A 2017 study from Loyola University Chicago found that non-diegetic music can dramatically shape the viewer’s perception of a scene, even distorting or exaggerating emotions that aren’t present in the image. In ambiguous scenarios, music can tip the scale toward one interpretation over another. Applied continuously, this strategy limits ambiguity entirely; the film tightly controls affect. In this way, continuous sound becomes a kind of ideological gatekeeping. The filmmaker chooses not just what the viewer sees, but what they feel, overriding the possibility of misinterpretation or detachment. That level of control is inherently political.

This brings us to an essential question: Who can afford silence, and who must speak loudly to be heard? For Chytilová, silence would have made her critique legible—and in turn, bannable. For Jarman, silence was death. For Duras, silence might have erased the emotional and ideological contradiction she sought to expose. Continuous non-diegetic sound, then, becomes an act of survival—a protest against invisibility, censorship, and dismissal.

In each case, the soundtrack exceeds the traditional role of emotional cue or atmospheric filler. In Blue, it substitutes for the absent image. In Fruit of Paradise, it drowns out ideological clarity with sonic chaos. In Baxter, Vera Baxter, it disorients and disturbs with cheerful indifference. These strategies may seem radically different, but they share a common goal: to use the unrelenting presence of sound to assert political agency and deny interpretive neutrality.

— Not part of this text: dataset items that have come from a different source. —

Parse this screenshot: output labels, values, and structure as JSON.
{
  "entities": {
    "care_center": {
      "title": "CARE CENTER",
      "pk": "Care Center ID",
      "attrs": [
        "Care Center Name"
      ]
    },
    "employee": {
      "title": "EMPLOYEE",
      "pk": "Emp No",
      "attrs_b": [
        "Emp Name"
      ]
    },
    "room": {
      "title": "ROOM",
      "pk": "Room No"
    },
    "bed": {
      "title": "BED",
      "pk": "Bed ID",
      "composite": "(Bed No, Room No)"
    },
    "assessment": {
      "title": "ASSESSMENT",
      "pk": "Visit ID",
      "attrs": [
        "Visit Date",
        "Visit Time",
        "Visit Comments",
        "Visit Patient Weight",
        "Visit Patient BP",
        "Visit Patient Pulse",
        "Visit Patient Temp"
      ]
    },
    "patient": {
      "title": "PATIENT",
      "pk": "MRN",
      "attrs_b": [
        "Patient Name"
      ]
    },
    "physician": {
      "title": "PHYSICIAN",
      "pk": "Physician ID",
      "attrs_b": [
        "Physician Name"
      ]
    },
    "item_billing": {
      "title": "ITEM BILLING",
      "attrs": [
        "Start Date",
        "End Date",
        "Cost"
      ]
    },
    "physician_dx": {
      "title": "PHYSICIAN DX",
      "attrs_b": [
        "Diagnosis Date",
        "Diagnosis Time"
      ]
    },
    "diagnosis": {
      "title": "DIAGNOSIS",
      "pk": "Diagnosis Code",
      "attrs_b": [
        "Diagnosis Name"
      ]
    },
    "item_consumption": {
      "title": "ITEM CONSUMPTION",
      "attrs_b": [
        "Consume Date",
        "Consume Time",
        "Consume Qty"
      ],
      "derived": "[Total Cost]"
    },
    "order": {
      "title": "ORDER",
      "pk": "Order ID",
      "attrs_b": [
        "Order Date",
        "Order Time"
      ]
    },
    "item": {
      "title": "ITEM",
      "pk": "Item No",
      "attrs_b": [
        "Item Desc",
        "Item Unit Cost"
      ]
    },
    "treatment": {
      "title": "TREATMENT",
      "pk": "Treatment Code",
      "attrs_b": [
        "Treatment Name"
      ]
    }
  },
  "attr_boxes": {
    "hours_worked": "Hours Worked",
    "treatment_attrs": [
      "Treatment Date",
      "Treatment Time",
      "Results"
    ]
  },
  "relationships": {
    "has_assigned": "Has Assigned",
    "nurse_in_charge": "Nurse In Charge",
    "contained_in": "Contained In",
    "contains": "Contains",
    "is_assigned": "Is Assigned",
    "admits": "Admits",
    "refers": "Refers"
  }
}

A full-length, non-diegetic soundtrack in politically charged cinema is not just a stylistic flourish. It is a radical act of control—one that silences dominant voices by filling the space with the noise of the marginalized. In these films, sound doesn’t support politics; it is politics. And when that sound refuses to end, it ensures that protest continues, even as the image fades.